Sem hipocrisias mediáticas: "Sabe bem sair, hem? Aqui estamos, finalmente. Sentiram a falta disto? Um bocadinho de glamour?" Na noite de terça-feira, o glamour não dependeu apenas da vibração do guarda-roupa - embora seja obrigatório citar o amarelo canário do vestido de Helen Mirren e o rosa choque do fato completo do presidente do júri, Spike Lee. Como habitualmente transmitida em direto pelo Canal+, a cerimónia refletiu um espírito comunitário enraizado na conjugação das línguas e dos filmes, do particularismo das histórias e da sua potencial ressonância universal.
O certame foi particularmente feliz no modo como reuniu quatro personalidades para a tradicional proclamação oficial: "Declaro aberto o 74º Festival de Cannes...". Assim, Jodie Foster e Spike Lee estavam acompanhados pelo espanhol Pedro Almodóvar (que fez o elogio da atriz) e o sul coreano Bong Joon Ho (assumindo o papel simbólico de "elo de ligação" com a edição de 2019 em que o seu Parasitas arrebatou a Palma de Ouro).

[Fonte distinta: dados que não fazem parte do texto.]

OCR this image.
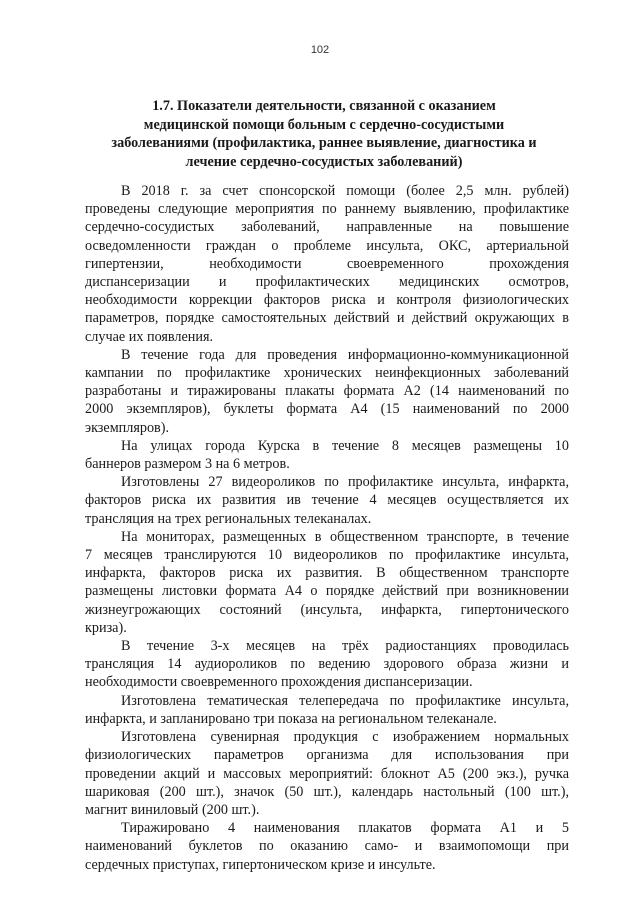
102
1.7. Показатели деятельности, связанной с оказанием
медицинской помощи больным с сердечно-сосудистыми
заболеваниями (профилактика, раннее выявление, диагностика и
лечение сердечно-сосудистых заболеваний)
В 2018 г. за счет спонсорской помощи (более 2,5 млн. рублей)
проведены следующие мероприятия по раннему выявлению, профилактике
сердечно-сосудистых заболеваний, направленные на повышение
осведомленности граждан о проблеме инсульта, ОКС, артериальной
гипертензии, необходимости своевременного прохождения
диспансеризации и профилактических медицинских осмотров,
необходимости коррекции факторов риска и контроля физиологических
параметров, порядке самостоятельных действий и действий окружающих в
случае их появления.
В течение года для проведения информационно-коммуникационной
кампании по профилактике хронических неинфекционных заболеваний
разработаны и тиражированы плакаты формата А2 (14 наименований по
2000 экземпляров), буклеты формата А4 (15 наименований по 2000
экземпляров).
На улицах города Курска в течение 8 месяцев размещены 10
баннеров размером 3 на 6 метров.
Изготовлены 27 видеороликов по профилактике инсульта, инфаркта,
факторов риска их развития ив течение 4 месяцев осуществляется их
трансляция на трех региональных телеканалах.
На мониторах, размещенных в общественном транспорте, в течение
7 месяцев транслируются 10 видеороликов по профилактике инсульта,
инфаркта, факторов риска их развития. В общественном транспорте
размещены листовки формата А4 о порядке действий при возникновении
жизнеугрожающих состояний (инсульта, инфаркта, гипертонического
криза).
В течение 3-х месяцев на трёх радиостанциях проводилась
трансляция 14 аудиороликов по ведению здорового образа жизни и
необходимости своевременного прохождения диспансеризации.
Изготовлена тематическая телепередача по профилактике инсульта,
инфаркта, и запланировано три показа на региональном телеканале.
Изготовлена сувенирная продукция с изображением нормальных
физиологических параметров организма для использования при
проведении акций и массовых мероприятий: блокнот А5 (200 экз.), ручка
шариковая (200 шт.), значок (50 шт.), календарь настольный (100 шт.),
магнит виниловый (200 шт.).
Тиражировано 4 наименования плакатов формата А1 и 5
наименований буклетов по оказанию само- и взаимопомощи при
сердечных приступах, гипертоническом кризе и инсульте.
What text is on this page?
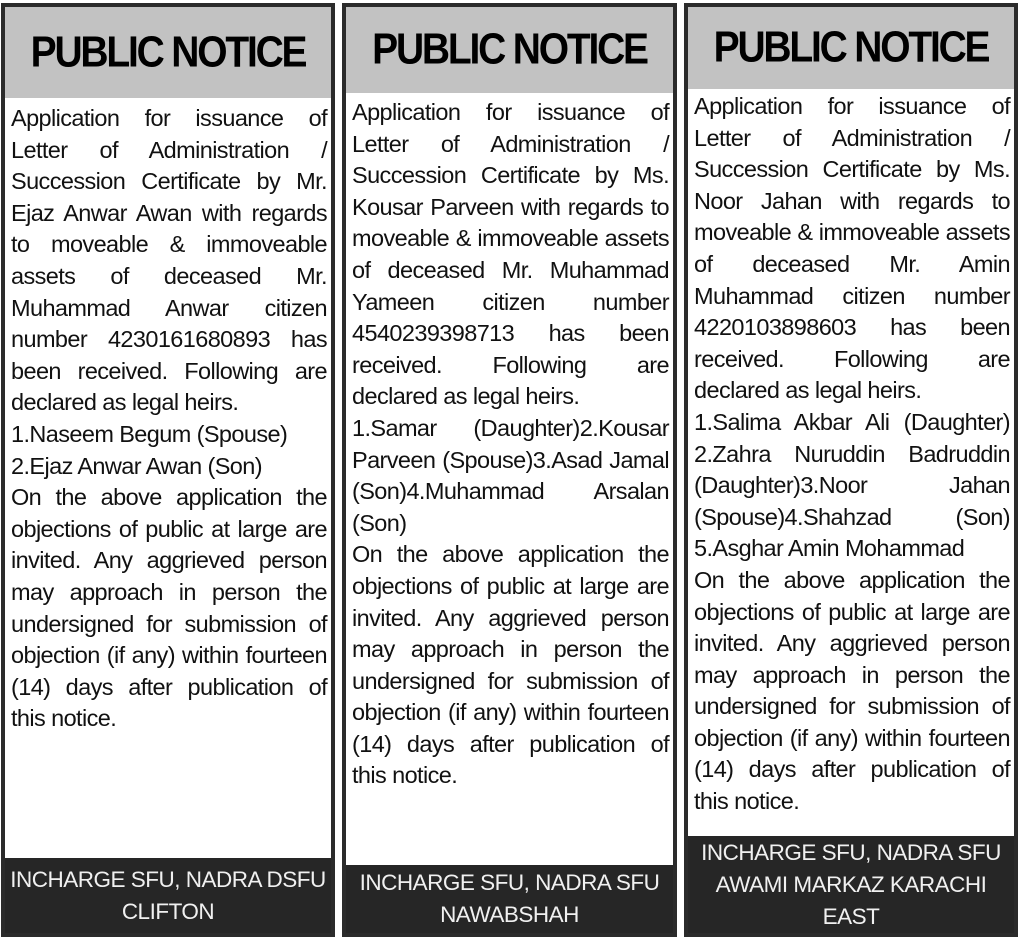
PUBLIC NOTICE

Application for issuance of Letter of Administration / Succession Certificate by Mr. Ejaz Anwar Awan with regards to moveable & immoveable assets of deceased Mr. Muhammad Anwar citizen number 4230161680893 has been received. Following are declared as legal heirs.

1.Naseem Begum (Spouse)

2.Ejaz Anwar Awan (Son)

On the above application the objections of public at large are invited. Any aggrieved person may approach in person the undersigned for submission of objection (if any) within fourteen (14) days after publication of this notice.

INCHARGE SFU, NADRA DSFU
CLIFTON
PUBLIC NOTICE

Application for issuance of Letter of Administration / Succession Certificate by Ms. Kousar Parveen with regards to moveable & immoveable assets of deceased Mr. Muhammad Yameen citizen number 4540239398713 has been received. Following are declared as legal heirs.

1.Samar (Daughter)2.Kousar Parveen (Spouse)3.Asad Jamal (Son)4.Muhammad Arsalan (Son)

On the above application the objections of public at large are invited. Any aggrieved person may approach in person the undersigned for submission of objection (if any) within fourteen (14) days after publication of this notice.

INCHARGE SFU, NADRA SFU
NAWABSHAH
PUBLIC NOTICE

Application for issuance of Letter of Administration / Succession Certificate by Ms. Noor Jahan with regards to moveable & immoveable assets of deceased Mr. Amin Muhammad citizen number 4220103898603 has been received. Following are declared as legal heirs.

1.Salima Akbar Ali (Daughter) 2.Zahra Nuruddin Badruddin (Daughter)3.Noor Jahan (Spouse)4.Shahzad (Son) 5.Asghar Amin Mohammad

On the above application the objections of public at large are invited. Any aggrieved person may approach in person the undersigned for submission of objection (if any) within fourteen (14) days after publication of this notice.

INCHARGE SFU, NADRA SFU
AWAMI MARKAZ KARACHI
EAST
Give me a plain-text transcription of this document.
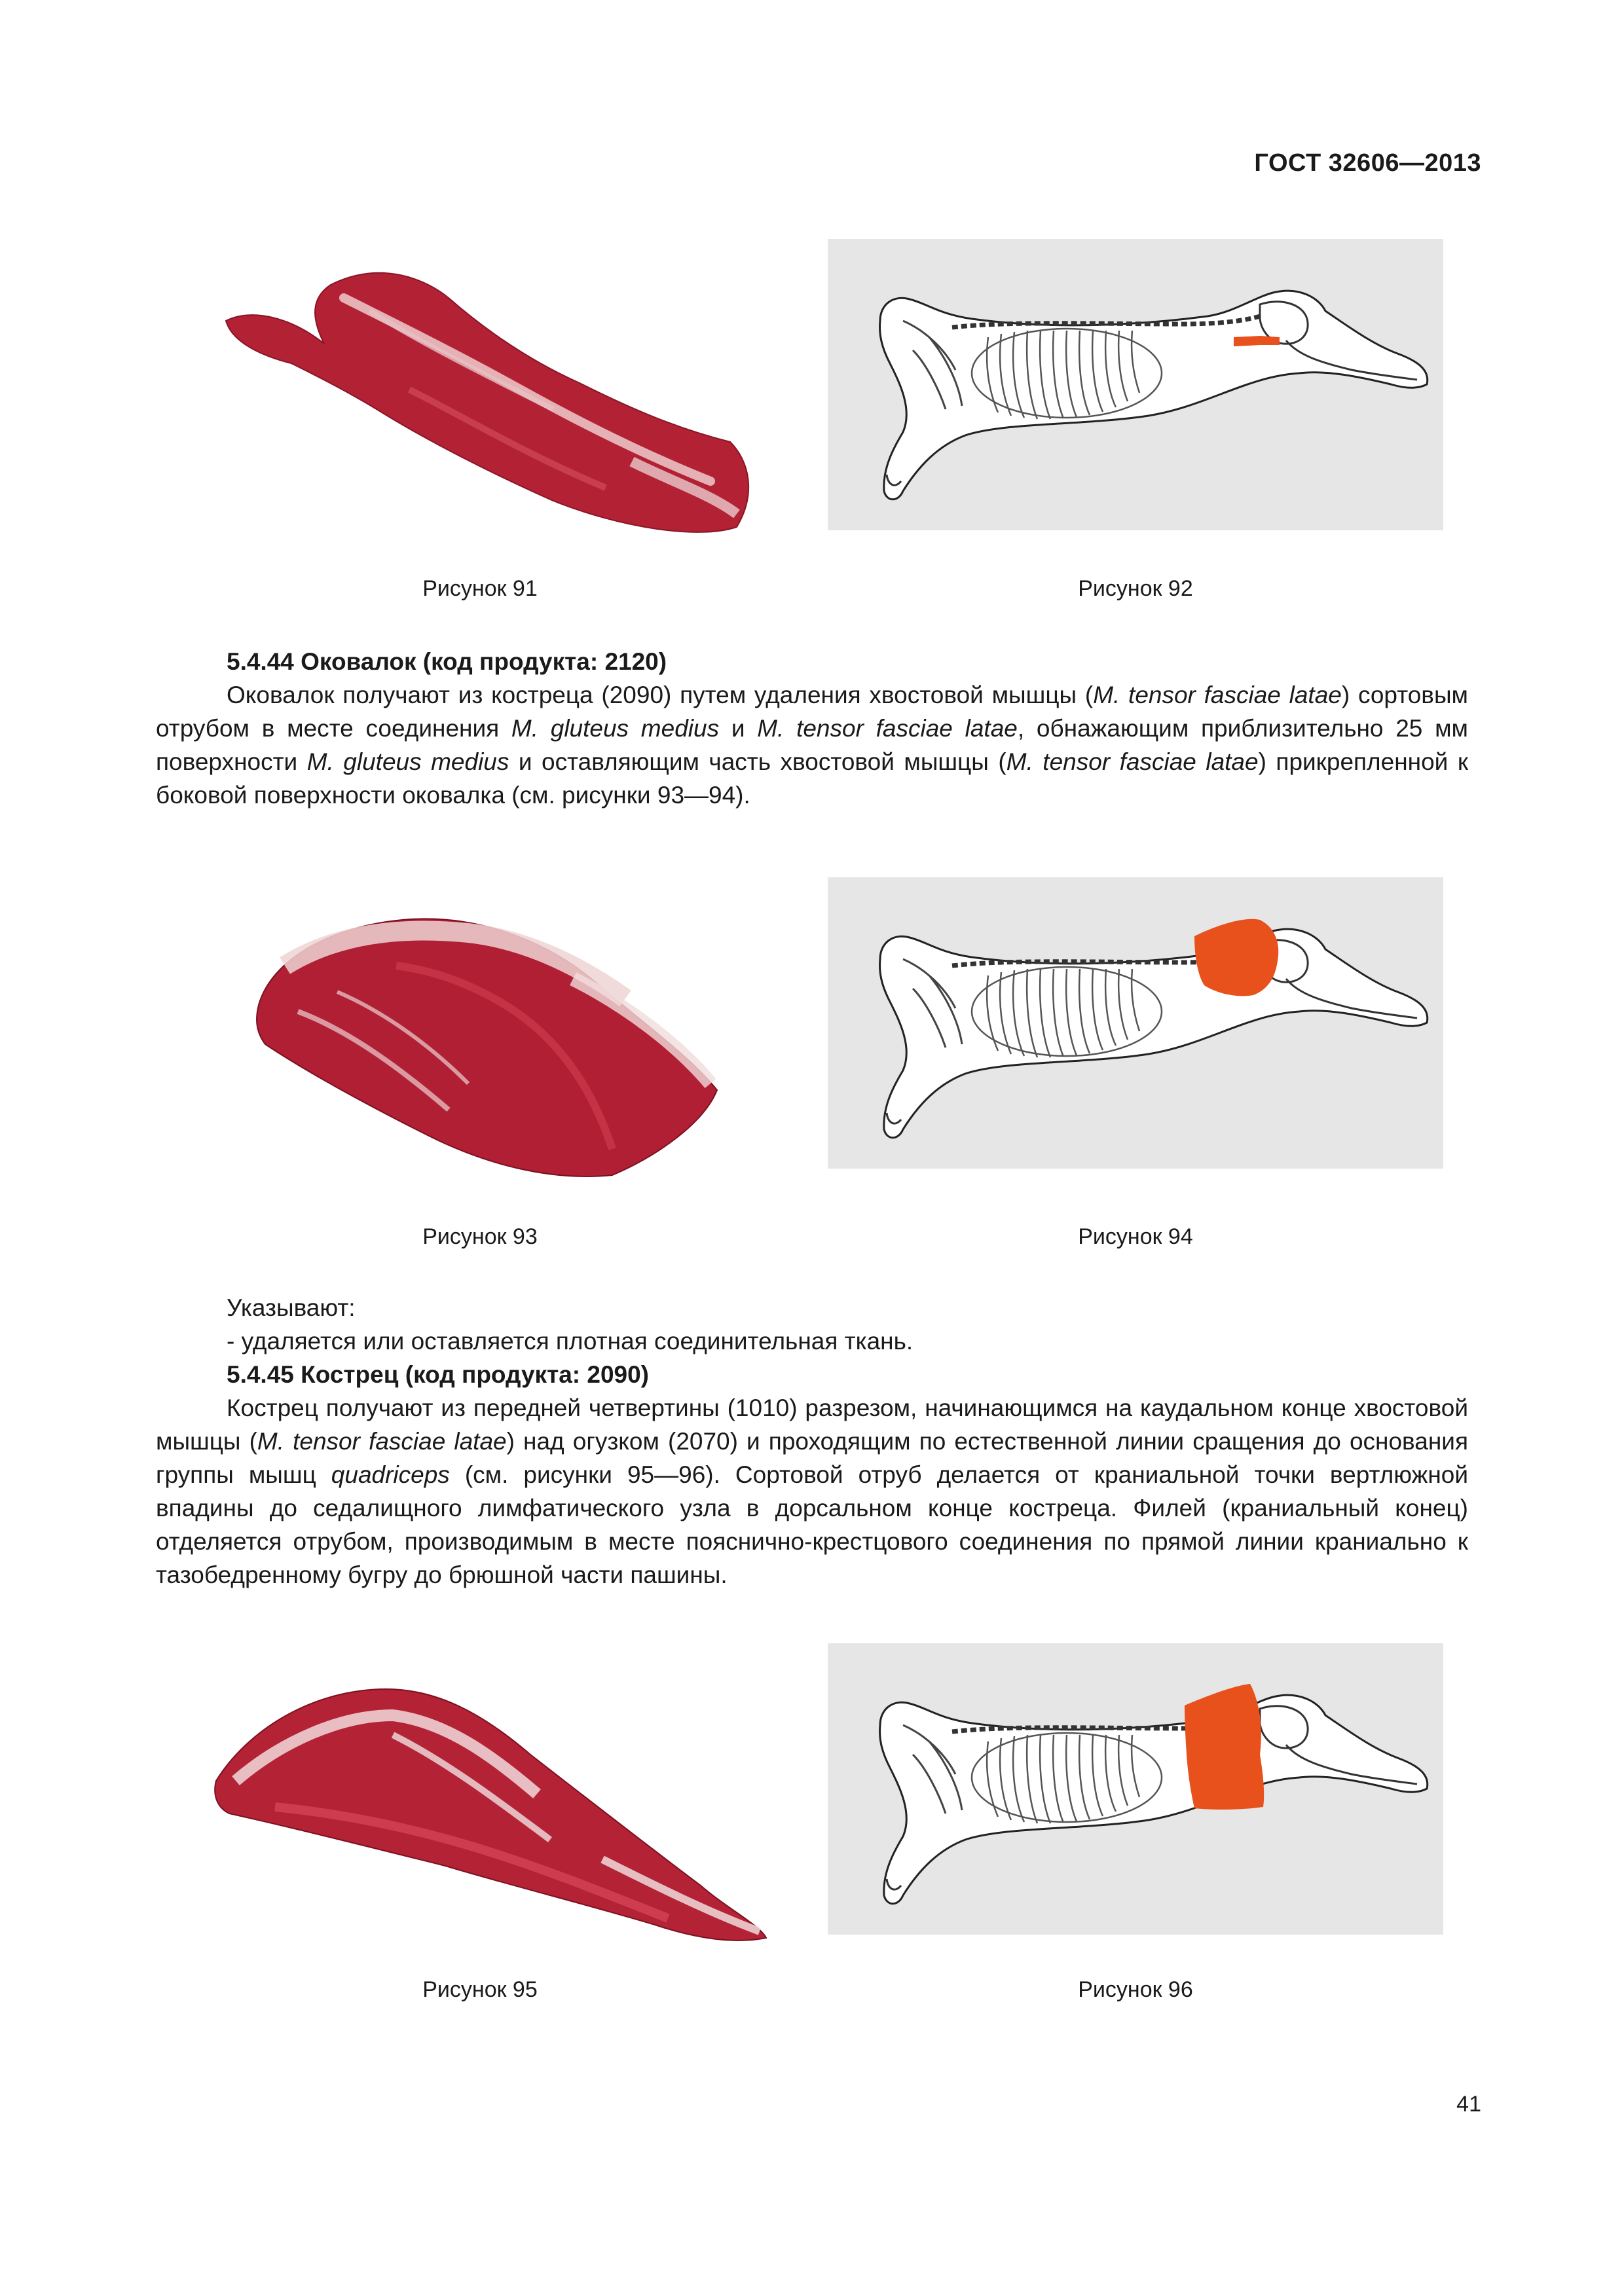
ГОСТ 32606—2013
Рисунок 91	Рисунок 92

5.4.44 Оковалок (код продукта: 2120)

Оковалок получают из костреца (2090) путем удаления хвостовой мышцы (M. tensor fasciae latae) сортовым отрубом в месте соединения M. gluteus medius и M. tensor fasciae latae, обнажающим приблизительно 25 мм поверхности M. gluteus medius и оставляющим часть хвостовой мышцы (M. tensor fasciae latae) прикрепленной к боковой поверхности оковалка (см. рисунки 93—94).

Рисунок 93	Рисунок 94

Указывают:

- удаляется или оставляется плотная соединительная ткань.

5.4.45 Кострец (код продукта: 2090)

Кострец получают из передней четвертины (1010) разрезом, начинающимся на каудальном конце хвостовой мышцы (M. tensor fasciae latae) над огузком (2070) и проходящим по естественной линии сращения до основания группы мышц quadriceps (см. рисунки 95—96). Сортовой отруб делается от краниальной точки вертлюжной впадины до седалищного лимфатического узла в дорсальном конце костреца. Филей (краниальный конец) отделяется отрубом, производимым в месте пояснично-крестцового соединения по прямой линии краниально к тазобедренному бугру до брюшной части пашины.

Рисунок 95	Рисунок 96
41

A riqueza simbólica destes detalhes ficou reforçada pela escolha de Annette, do francês Leos Carax, como filme oficial de abertura: um objecto que, do par de protagonistas - a francesa Marion Cotillard e o americano Adam Driver - até ao cruzamento de linguagens que propõe, nasce do desejo de um cinema realmente universal. Para que se percebesse os alegres dramas que tudo isto pode envolver, antes de ocupar o seu lugar ao lado dos outros jurados, Spike Lee lembrou, pedagogicamente: "Antes de me sentar, tenho que dizer uma coisa: quem me dera falar francês como Jodie Foster!"